We talked about everything and nothing. And the conversation went on and on.

I have missed having these totally impromptu, random conversations that do not have a script. The beauty of it was the impulsiveness, the unpredictability of it. We could have hung up in 30 minutes. We could have hung up within 3 minutes. Instead, we fuelled the discussion for 3 hours. I miss having a friend like this, someone who talks about the things I can identify with. Intellectual malnourishment is a serious disease that afflicts most of us. There are so few people around to intellectually stimulate us.

For me, the greatest suffocation comes from being in a room full of people who talk, but seldom talk about anything of use to me. Hardly anything stimulates my intellect. What ought to be a signal ends up being noise.

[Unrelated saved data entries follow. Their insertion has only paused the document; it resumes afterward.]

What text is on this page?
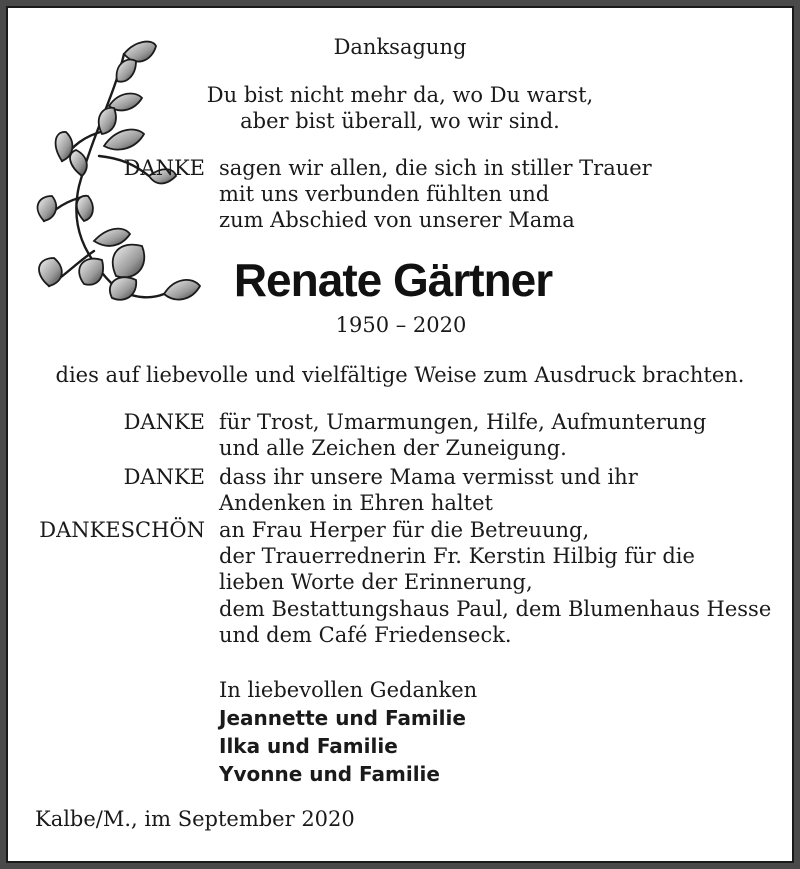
Danksagung
Du bist nicht mehr da, wo Du warst,
aber bist überall, wo wir sind.
DANKE sagen wir allen, die sich in stiller Trauer
mit uns verbunden fühlten und
zum Abschied von unserer Mama
Renate Gärtner
1950 – 2020
dies auf liebevolle und vielfältige Weise zum Ausdruck brachten.
DANKE für Trost, Umarmungen, Hilfe, Aufmunterung
und alle Zeichen der Zuneigung.
DANKE dass ihr unsere Mama vermisst und ihr
Andenken in Ehren haltet
DANKESCHÖN an Frau Herper für die Betreuung,
der Trauerrednerin Fr. Kerstin Hilbig für die
lieben Worte der Erinnerung,
dem Bestattungshaus Paul, dem Blumenhaus Hesse
und dem Café Friedenseck.
In liebevollen Gedanken
Jeannette und Familie
Ilka und Familie
Yvonne und Familie
Kalbe/M., im September 2020
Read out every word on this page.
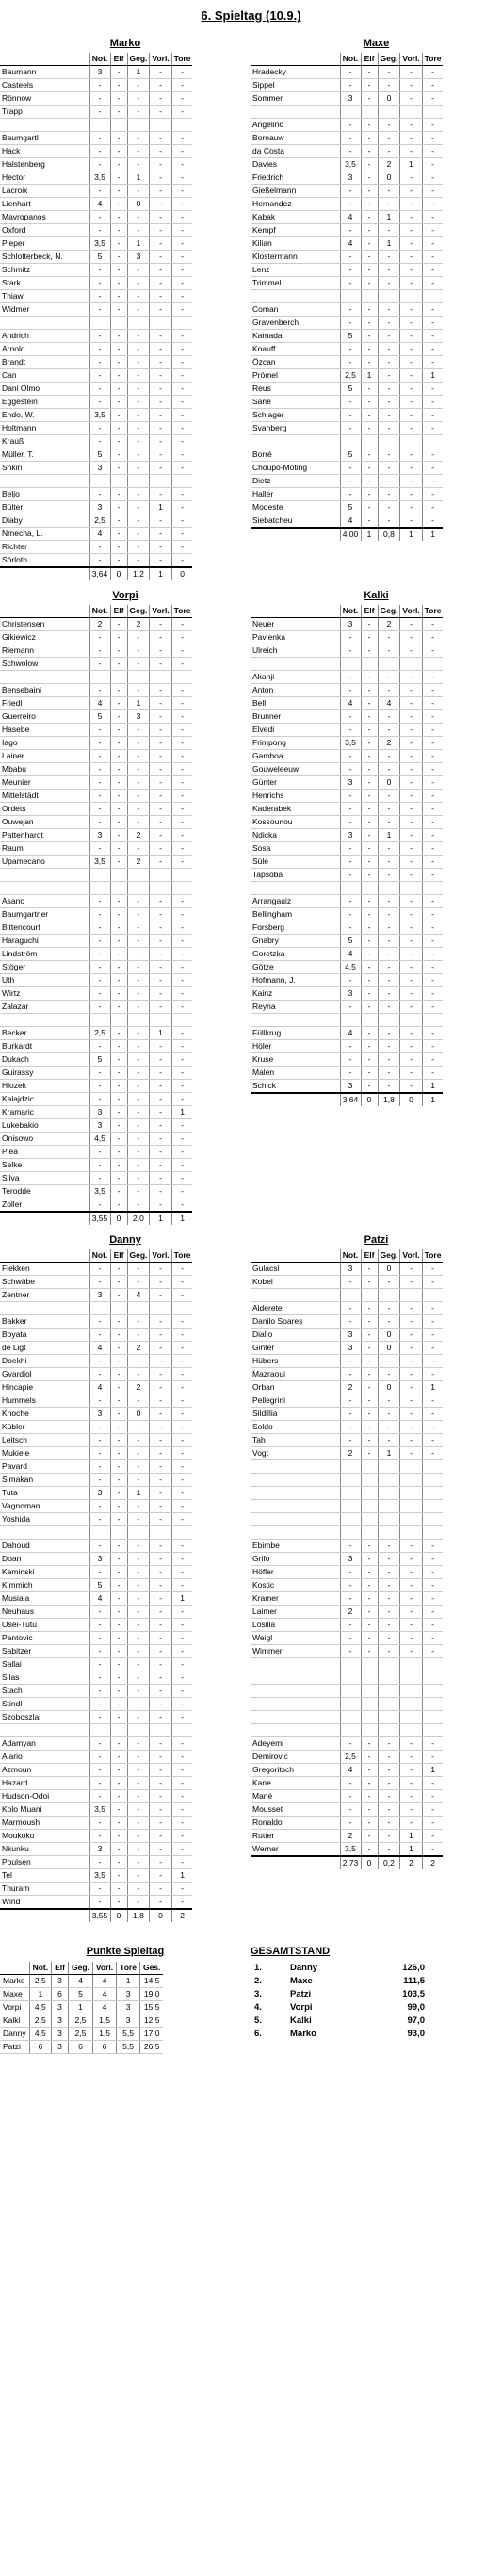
6. Spieltag (10.9.)
Marko
	Not.	Elf	Geg.	Vorl.	Tore
Baumann	3	-	1	-	-
Casteels	-	-	-	-	-
Rönnow	-	-	-	-	-
Trapp	-	-	-	-	-

Baumgartl	-	-	-	-	-
Hack	-	-	-	-	-
Halstenberg	-	-	-	-	-
Hector	3,5	-	1	-	-
Lacroix	-	-	-	-	-
Lienhart	4	-	0	-	-
Mavropanos	-	-	-	-	-
Oxford	-	-	-	-	-
Pieper	3,5	-	1	-	-
Schlotterbeck, N.	5	-	3	-	-
Schmitz	-	-	-	-	-
Stark	-	-	-	-	-
Thiaw	-	-	-	-	-
Widmer	-	-	-	-	-

Andrich	-	-	-	-	-
Arnold	-	-	-	-	-
Brandt	-	-	-	-	-
Can	-	-	-	-	-
Dani Olmo	-	-	-	-	-
Eggestein	-	-	-	-	-
Endo, W.	3,5	-	-	-	-
Holtmann	-	-	-	-	-
Krauß	-	-	-	-	-
Müller, T.	5	-	-	-	-
Shkiri	3	-	-	-	-

Beljo	-	-	-	-	-
Bülter	3	-	-	1	-
Diaby	2,5	-	-	-	-
Nmecha, L.	4	-	-	-	-
Richter	-	-	-	-	-
Sörloth	-	-	-	-	-
	3,64	0	1,2	1	0
Maxe
	Not.	Elf	Geg.	Vorl.	Tore
Hradecky	-	-	-	-	-
Sippel	-	-	-	-	-
Sommer	3	-	0	-	-

Angelino	-	-	-	-	-
Bornauw	-	-	-	-	-
da Costa	-	-	-	-	-
Davies	3,5	-	2	1	-
Friedrich	3	-	0	-	-
Gießelmann	-	-	-	-	-
Hernandez	-	-	-	-	-
Kabak	4	-	1	-	-
Kempf	-	-	-	-	-
Kilian	4	-	1	-	-
Klostermann	-	-	-	-	-
Lenz	-	-	-	-	-
Trimmel	-	-	-	-	-

Coman	-	-	-	-	-
Gravenberch	-	-	-	-	-
Kamada	5	-	-	-	-
Knauff	-	-	-	-	-
Özcan	-	-	-	-	-
Prömel	2,5	1	-	-	1
Reus	5	-	-	-	-
Sané	-	-	-	-	-
Schlager	-	-	-	-	-
Svanberg	-	-	-	-	-

Borré	5	-	-	-	-
Choupo-Moting	-	-	-	-	-
Dietz	-	-	-	-	-
Haller	-	-	-	-	-
Modeste	5	-	-	-	-
Siebatcheu	4	-	-	-	-
	4,00	1	0,8	1	1
Vorpi
	Not.	Elf	Geg.	Vorl.	Tore
Christensen	2	-	2	-	-
Gikiewicz	-	-	-	-	-
Riemann	-	-	-	-	-
Schwolow	-	-	-	-	-

Bensebaini	-	-	-	-	-
Friedl	4	-	1	-	-
Guerreiro	5	-	3	-	-
Hasebe	-	-	-	-	-
Iago	-	-	-	-	-
Lainer	-	-	-	-	-
Mbabu	-	-	-	-	-
Meunier	-	-	-	-	-
Mittelstädt	-	-	-	-	-
Ordets	-	-	-	-	-
Ouwejan	-	-	-	-	-
Pattenhardt	3	-	2	-	-
Raum	-	-	-	-	-
Upamecano	3,5	-	2	-	-

Asano	-	-	-	-	-
Baumgartner	-	-	-	-	-
Bittencourt	-	-	-	-	-
Haraguchi	-	-	-	-	-
Lindström	-	-	-	-	-
Stöger	-	-	-	-	-
Uth	-	-	-	-	-
Wirtz	-	-	-	-	-
Zalazar	-	-	-	-	-

Becker	2,5	-	-	1	-
Burkardt	-	-	-	-	-
Dukach	5	-	-	-	-
Guirassy	-	-	-	-	-
Hlozek	-	-	-	-	-
Kalajdzic	-	-	-	-	-
Kramaric	3	-	-	-	1
Lukebakio	3	-	-	-	-
Onisowo	4,5	-	-	-	-
Plea	-	-	-	-	-
Selke	-	-	-	-	-
Silva	-	-	-	-	-
Terodde	3,5	-	-	-	-
Zoller	-	-	-	-	-
	3,55	0	2,0	1	1
Kalki
	Not.	Elf	Geg.	Vorl.	Tore
Neuer	3	-	2	-	-
Pavlenka	-	-	-	-	-
Ulreich	-	-	-	-	-

Akanji	-	-	-	-	-
Anton	-	-	-	-	-
Bell	4	-	4	-	-
Brunner	-	-	-	-	-
Elvedi	-	-	-	-	-
Frimpong	3,5	-	2	-	-
Gamboa	-	-	-	-	-
Gouweleeuw	-	-	-	-	-
Günter	3	-	0	-	-
Henrichs	-	-	-	-	-
Kaderabek	-	-	-	-	-
Kossounou	-	-	-	-	-
Ndicka	3	-	1	-	-
Sosa	-	-	-	-	-
Süle	-	-	-	-	-
Tapsoba	-	-	-	-	-

Arrangauiz	-	-	-	-	-
Bellingham	-	-	-	-	-
Forsberg	-	-	-	-	-
Gnabry	5	-	-	-	-
Goretzka	4	-	-	-	-
Götze	4,5	-	-	-	-
Hofmann, J.	-	-	-	-	-
Kainz	3	-	-	-	-
Reyna	-	-	-	-	-

Füllkrug	4	-	-	-	-
Höler	-	-	-	-	-
Kruse	-	-	-	-	-
Malen	-	-	-	-	-
Schick	3	-	-	-	1
	3,64	0	1,8	0	1
Danny
	Not.	Elf	Geg.	Vorl.	Tore
Flekken	-	-	-	-	-
Schwäbe	-	-	-	-	-
Zentner	3	-	4	-	-

Bakker	-	-	-	-	-
Boyata	-	-	-	-	-
de Ligt	4	-	2	-	-
Doekhi	-	-	-	-	-
Gvardiol	-	-	-	-	-
Hincapie	4	-	2	-	-
Hummels	-	-	-	-	-
Knoche	3	-	0	-	-
Kübler	-	-	-	-	-
Leitsch	-	-	-	-	-
Mukiele	-	-	-	-	-
Pavard	-	-	-	-	-
Simakan	-	-	-	-	-
Tuta	3	-	1	-	-
Vagnoman	-	-	-	-	-
Yoshida	-	-	-	-	-

Dahoud	-	-	-	-	-
Doan	3	-	-	-	-
Kaminski	-	-	-	-	-
Kimmich	5	-	-	-	-
Musiala	4	-	-	-	1
Neuhaus	-	-	-	-	-
Osei-Tutu	-	-	-	-	-
Pantovic	-	-	-	-	-
Sabitzer	-	-	-	-	-
Sallai	-	-	-	-	-
Silas	-	-	-	-	-
Stach	-	-	-	-	-
Stindl	-	-	-	-	-
Szoboszlai	-	-	-	-	-

Adamyan	-	-	-	-	-
Alario	-	-	-	-	-
Azmoun	-	-	-	-	-
Hazard	-	-	-	-	-
Hudson-Odoi	-	-	-	-	-
Kolo Muani	3,5	-	-	-	-
Marmoush	-	-	-	-	-
Moukoko	-	-	-	-	-
Nkunku	3	-	-	-	-
Poulsen	-	-	-	-	-
Tel	3,5	-	-	-	1
Thuram	-	-	-	-	-
Wind	-	-	-	-	-
	3,55	0	1,8	0	2
Patzi
	Not.	Elf	Geg.	Vorl.	Tore
Gulacsi	3	-	0	-	-
Kobel	-	-	-	-	-

Alderete	-	-	-	-	-
Danilo Soares	-	-	-	-	-
Diallo	3	-	0	-	-
Ginter	3	-	0	-	-
Hübers	-	-	-	-	-
Mazraoui	-	-	-	-	-
Orban	2	-	0	-	1
Pellegrini	-	-	-	-	-
Sildillia	-	-	-	-	-
Soldo	-	-	-	-	-
Tah	-	-	-	-	-
Vogt	2	-	1	-	-

Ebimbe	-	-	-	-	-
Grifo	3	-	-	-	-
Höfler	-	-	-	-	-
Kostic	-	-	-	-	-
Kramer	-	-	-	-	-
Laimer	2	-	-	-	-
Losilla	-	-	-	-	-
Weigl	-	-	-	-	-
Wimmer	-	-	-	-	-

Adeyemi	-	-	-	-	-
Demirovic	2,5	-	-	-	-
Gregoritsch	4	-	-	-	1
Kane	-	-	-	-	-
Mané	-	-	-	-	-
Mousset	-	-	-	-	-
Ronaldo	-	-	-	-	-
Rutter	2	-	-	1	-
Werner	3,5	-	-	1	-
	2,73	0	0,2	2	2
Punkte Spieltag
	Not.	Elf	Geg.	Vorl.	Tore	Ges.
Marko	2,5	3	4	4	1	14,5
Maxe	1	6	5	4	3	19,0
Vorpi	4,5	3	1	4	3	15,5
Kalki	2,5	3	2,5	1,5	3	12,5
Danny	4,5	3	2,5	1,5	5,5	17,0
Patzi	6	3	6	6	5,5	26,5
GESAMTSTAND
1.	Danny	126,0
2.	Maxe	111,5
3.	Patzi	103,5
4.	Vorpi	99,0
5.	Kalki	97,0
6.	Marko	93,0
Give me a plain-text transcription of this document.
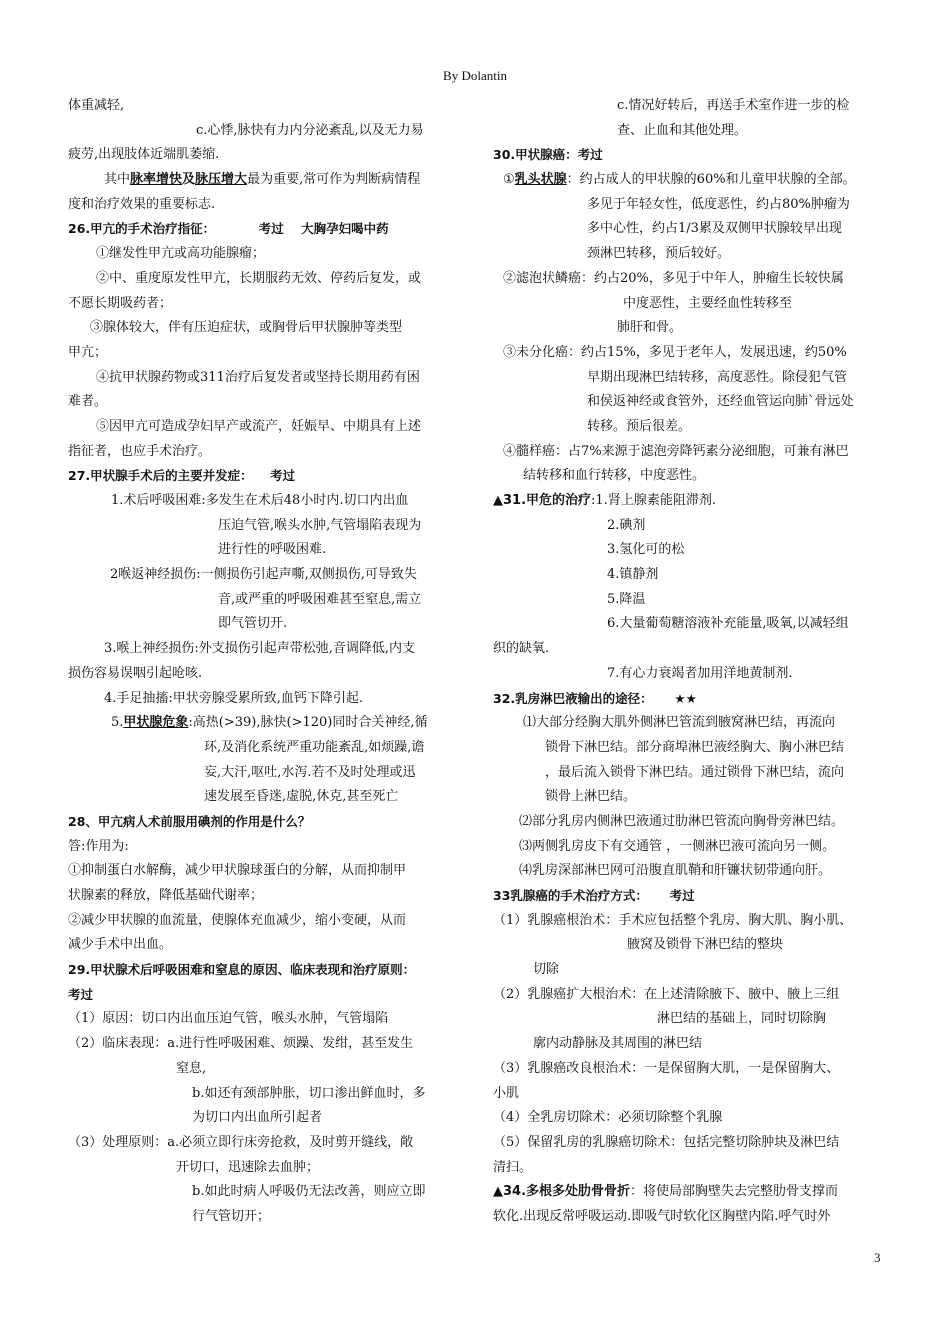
By Dolantin
体重减轻,
c.心悸,脉快有力内分泌紊乱,以及无力易
疲劳,出现肢体近端肌萎缩.
其中脉率增快及脉压增大最为重要,常可作为判断病情程
度和治疗效果的重要标志.
26.甲亢的手术治疗指征：          考过    大胸孕妇喝中药
①继发性甲亢或高功能腺瘤；
②中、重度原发性甲亢，长期服药无效、停药后复发，或
不愿长期吸药者；
③腺体较大，伴有压迫症状，或胸骨后甲状腺肿等类型
甲亢；
④抗甲状腺药物或311治疗后复发者或坚持长期用药有困
难者。
⑤因甲亢可造成孕妇早产或流产，妊娠早、中期具有上述
指征者，也应手术治疗。
27.甲状腺手术后的主要并发症：    考过
1.术后呼吸困难:多发生在术后48小时内.切口内出血
压迫气管,喉头水肿,气管塌陷表现为
进行性的呼吸困难.
2喉返神经损伤:一侧损伤引起声嘶,双侧损伤,可导致失
音,或严重的呼吸困难甚至窒息,需立
即气管切开.
3.喉上神经损伤:外支损伤引起声带松弛,音调降低,内支
损伤容易误咽引起呛咳.
4.手足抽搐:甲状旁腺受累所致,血钙下降引起.
5.甲状腺危象:高热(>39),脉快(>120)同时合关神经,循
环,及消化系统严重功能紊乱,如烦躁,谵
妄,大汗,呕吐,水泻.若不及时处理或迅
速发展至昏迷,虚脱,休克,甚至死亡
28、甲亢病人术前服用碘剂的作用是什么？
答:作用为:
①抑制蛋白水解酶，减少甲状腺球蛋白的分解，从而抑制甲
状腺素的释放，降低基础代谢率；
②减少甲状腺的血流量，使腺体充血减少，缩小变硬，从而
减少手术中出血。
29.甲状腺术后呼吸困难和窒息的原因、临床表现和治疗原则：
考过
（1）原因：切口内出血压迫气管，喉头水肿，气管塌陷
（2）临床表现：a.进行性呼吸困难、烦躁、发绀，甚至发生
窒息,
b.如还有颈部肿胀，切口渗出鲜血时，多
为切口内出血所引起者
（3）处理原则：a.必须立即行床旁抢救，及时剪开缝线，敞
开切口，迅速除去血肿；
b.如此时病人呼吸仍无法改善，则应立即
行气管切开；
c.情况好转后，再送手术室作进一步的检
查、止血和其他处理。
30.甲状腺癌：考过
①乳头状腺：约占成人的甲状腺的60%和儿童甲状腺的全部。
多见于年轻女性，低度恶性，约占80%肿瘤为
多中心性，约占1/3累及双侧甲状腺较早出现
颈淋巴转移，预后较好。
②滤泡状鳞癌：约占20%，多见于中年人，肿瘤生长较快属
中度恶性，主要经血性转移至
肺肝和骨。
③未分化癌：约占15%，多见于老年人，发展迅速，约50%
早期出现淋巴结转移，高度恶性。除侵犯气管
和侯返神经或食管外，还经血管运向肺`骨远处
转移。预后很差。
④髓样癌：占7%来源于滤泡旁降钙素分泌细胞，可兼有淋巴
结转移和血行转移，中度恶性。
▲31.甲危的治疗:1.肾上腺素能阻滞剂.
2.碘剂
3.氢化可的松
4.镇静剂
5.降温
6.大量葡萄糖溶液补充能量,吸氧,以减轻组
织的缺氧.
7.有心力衰竭者加用洋地黄制剂.
32.乳房淋巴液输出的途径：     ★★
⑴大部分经胸大肌外侧淋巴管流到腋窝淋巴结，再流向
锁骨下淋巴结。部分商埠淋巴液经胸大、胸小淋巴结
，最后流入锁骨下淋巴结。通过锁骨下淋巴结，流向
锁骨上淋巴结。
⑵部分乳房内侧淋巴液通过肋淋巴管流向胸骨旁淋巴结。
⑶两侧乳房皮下有交通管 ，一侧淋巴液可流向另一侧。
⑷乳房深部淋巴网可沿腹直肌鞘和肝镰状韧带通向肝。
33乳腺癌的手术治疗方式：     考过
（1）乳腺癌根治术：手术应包括整个乳房、胸大肌、胸小肌、
腋窝及锁骨下淋巴结的整块
切除
（2）乳腺癌扩大根治术：在上述清除腋下、腋中、腋上三组
淋巴结的基础上，同时切除胸
廓内动静脉及其周围的淋巴结
（3）乳腺癌改良根治术：一是保留胸大肌，一是保留胸大、
小肌
（4）全乳房切除术：必须切除整个乳腺
（5）保留乳房的乳腺癌切除术：包括完整切除肿块及淋巴结
清扫。
▲34.多根多处肋骨骨折：将使局部胸壁失去完整肋骨支撑而
软化.出现反常呼吸运动.即吸气时软化区胸壁内陷.呼气时外
3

And on that note, we said good night. It was past 3 am for me. It made me so hungry, I had to go hunting for food in the kitchen. Hunger is always a good sign.

It was a great conversation. A really long time since I had one.

sunshine

3 comments:

supreeth vattam said...

+1 to this post :) very well described :)

Richa said...

It was a pleasure reading your post:)

Could connect to most of the things and felt great to know, its not uncommon to crave for the joy of
sharing & discussing with your alikes ...


Akanksha said...

Very well put...
Discussing such intellectually stimulating stuff and jumping from one topic to another totally different one is actually a bliss, because food for thought is also one of the basic necessities for some of us.